Updated on January 8, 2019
Drivers May Have Apparent Authority to Consent to Search of Passenger’s Bag
State v. Bogges, No. 111,361 (Kan. Aug. 24, 2018)
Issue: If a driver gives permission to search his car, a law enforcement officer can search bags in the car so long as it’s reasonable to believe the driver had authority to consent to the bag’s search. Bogges, a passenger, had a nondescript bag on the extremely cluttered floorboard. When the driver consented to a search of the vehicle, was it reasonable for the officer to believe the driver had authority to consent to the bag’s search?

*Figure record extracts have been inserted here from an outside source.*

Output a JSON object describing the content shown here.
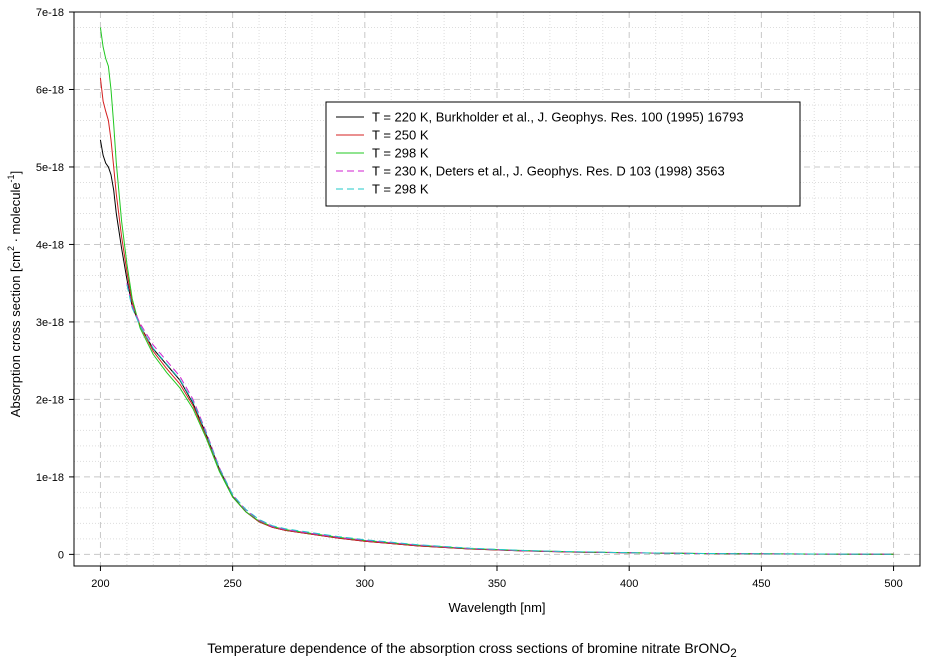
{
  "chart_data": {
    "type": "line",
    "xlabel": "Wavelength [nm]",
    "ylabel_parts": [
      "Absorption cross section [cm",
      "2",
      " · molecule",
      "-1",
      "]"
    ],
    "xlim": [
      190,
      510
    ],
    "ylim": [
      -1.5e-19,
      7e-18
    ],
    "xticks": [
      200,
      250,
      300,
      350,
      400,
      450,
      500
    ],
    "xtick_labels": [
      "200",
      "250",
      "300",
      "350",
      "400",
      "450",
      "500"
    ],
    "yticks": [
      0,
      1e-18,
      2e-18,
      3e-18,
      4e-18,
      5e-18,
      6e-18,
      7e-18
    ],
    "ytick_labels": [
      "0",
      "1e-18",
      "2e-18",
      "3e-18",
      "4e-18",
      "5e-18",
      "6e-18",
      "7e-18"
    ],
    "grid": true,
    "legend_position": "top-right",
    "series": [
      {
        "name": "T = 220 K, Burkholder et al., J. Geophys. Res. 100 (1995) 16793",
        "color": "#000000",
        "dash": "solid",
        "x": [
          200,
          201,
          202,
          203,
          204,
          205,
          206,
          208,
          210,
          212,
          215,
          220,
          225,
          230,
          235,
          240,
          245,
          250,
          255,
          260,
          265,
          270,
          280,
          290,
          300,
          320,
          340,
          360,
          380,
          400,
          420,
          440,
          460,
          480,
          500
        ],
        "y": [
          5.35e-18,
          5.15e-18,
          5.05e-18,
          5e-18,
          4.9e-18,
          4.7e-18,
          4.4e-18,
          3.95e-18,
          3.55e-18,
          3.2e-18,
          2.95e-18,
          2.65e-18,
          2.45e-18,
          2.25e-18,
          1.95e-18,
          1.55e-18,
          1.1e-18,
          7.5e-19,
          5.5e-19,
          4.2e-19,
          3.5e-19,
          3.1e-19,
          2.6e-19,
          2.1e-19,
          1.7e-19,
          1.1e-19,
          7e-20,
          4.5e-20,
          3e-20,
          2e-20,
          1.2e-20,
          8e-21,
          5e-21,
          3e-21,
          2e-21
        ]
      },
      {
        "name": "T = 250 K",
        "color": "#d42020",
        "dash": "solid",
        "x": [
          200,
          201,
          202,
          203,
          204,
          205,
          206,
          208,
          210,
          212,
          215,
          220,
          225,
          230,
          235,
          240,
          245,
          250,
          255,
          260,
          265,
          270,
          280,
          290,
          300,
          320,
          340,
          360,
          380,
          400,
          420,
          440,
          460,
          480,
          500
        ],
        "y": [
          6.15e-18,
          5.85e-18,
          5.72e-18,
          5.6e-18,
          5.35e-18,
          5e-18,
          4.65e-18,
          4.1e-18,
          3.65e-18,
          3.25e-18,
          2.95e-18,
          2.62e-18,
          2.4e-18,
          2.2e-18,
          1.92e-18,
          1.52e-18,
          1.08e-18,
          7.4e-19,
          5.5e-19,
          4.2e-19,
          3.5e-19,
          3.1e-19,
          2.6e-19,
          2.1e-19,
          1.7e-19,
          1.1e-19,
          7e-20,
          4.5e-20,
          3e-20,
          2e-20,
          1.2e-20,
          8e-21,
          5e-21,
          3e-21,
          2e-21
        ]
      },
      {
        "name": "T = 298 K",
        "color": "#20c820",
        "dash": "solid",
        "x": [
          200,
          201,
          202,
          203,
          204,
          205,
          206,
          208,
          210,
          212,
          215,
          220,
          225,
          230,
          235,
          240,
          245,
          250,
          255,
          260,
          265,
          270,
          280,
          290,
          300,
          320,
          340,
          360,
          380,
          400,
          420,
          440,
          460,
          480,
          500
        ],
        "y": [
          6.8e-18,
          6.55e-18,
          6.4e-18,
          6.3e-18,
          6e-18,
          5.55e-18,
          5.05e-18,
          4.3e-18,
          3.75e-18,
          3.3e-18,
          2.92e-18,
          2.58e-18,
          2.35e-18,
          2.15e-18,
          1.88e-18,
          1.5e-18,
          1.07e-18,
          7.4e-19,
          5.5e-19,
          4.3e-19,
          3.6e-19,
          3.2e-19,
          2.7e-19,
          2.2e-19,
          1.8e-19,
          1.2e-19,
          7.5e-20,
          5e-20,
          3.2e-20,
          2.1e-20,
          1.3e-20,
          9e-21,
          6e-21,
          4e-21,
          2e-21
        ]
      },
      {
        "name": "T = 230 K, Deters et al., J. Geophys. Res. D 103 (1998) 3563",
        "color": "#d020d0",
        "dash": "7,4",
        "x": [
          210,
          212,
          215,
          220,
          225,
          230,
          235,
          240,
          245,
          250,
          255,
          260,
          265,
          270,
          280,
          290,
          300,
          320,
          340,
          360,
          380,
          400,
          420,
          440,
          460,
          480,
          500
        ],
        "y": [
          3.5e-18,
          3.2e-18,
          2.98e-18,
          2.7e-18,
          2.5e-18,
          2.3e-18,
          2e-18,
          1.58e-18,
          1.12e-18,
          7.7e-19,
          5.7e-19,
          4.4e-19,
          3.6e-19,
          3.2e-19,
          2.7e-19,
          2.2e-19,
          1.8e-19,
          1.2e-19,
          7.5e-20,
          4.8e-20,
          3.2e-20,
          2.1e-20,
          1.3e-20,
          9e-21,
          6e-21,
          4e-21,
          2e-21
        ]
      },
      {
        "name": "T = 298 K",
        "color": "#20c8c8",
        "dash": "7,4",
        "x": [
          210,
          212,
          215,
          220,
          225,
          230,
          235,
          240,
          245,
          250,
          255,
          260,
          265,
          270,
          280,
          290,
          300,
          320,
          340,
          360,
          380,
          400,
          420,
          440,
          460,
          480,
          500
        ],
        "y": [
          3.48e-18,
          3.18e-18,
          2.95e-18,
          2.66e-18,
          2.46e-18,
          2.26e-18,
          1.97e-18,
          1.56e-18,
          1.11e-18,
          7.7e-19,
          5.8e-19,
          4.5e-19,
          3.7e-19,
          3.3e-19,
          2.8e-19,
          2.3e-19,
          1.9e-19,
          1.25e-19,
          8e-20,
          5e-20,
          3.4e-20,
          2.2e-20,
          1.4e-20,
          9e-21,
          6e-21,
          4e-21,
          2e-21
        ]
      }
    ]
  },
  "caption": {
    "text": "Temperature dependence of the absorption cross sections of bromine nitrate BrONO",
    "subscript": "2"
  }
}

Answer: Yes. Nothing indicated that the bag belonged to the passenger, so the driver had apparent authority to consent to the search.
Facts: The driver gave the officer permission to search the extremely cluttered car. The officer found a small, nondescript, black bag containing drugs on the passenger floorboard. The bag belonged to the passenger, who neither consented nor objected to the search. Nothing—besides its location—indicated that the bag belonged to the passenger.
Discussion: The court noted that this is a fact-intensive inquiry. If the officer searched a purse in the same location, one might assume that it belonged to the passenger. In that case, it would be unreasonable to think the driver had authority to consent. But a nondescript bag in an extremely messy car—so messy that it looks “lived in”—permits the reasonable believe that the driver had authority to consent to the bag’s search.
If it is reasonable to believe that the driver has authority to consent, an officer has no duty to inquire about the bag’s ownership before searching.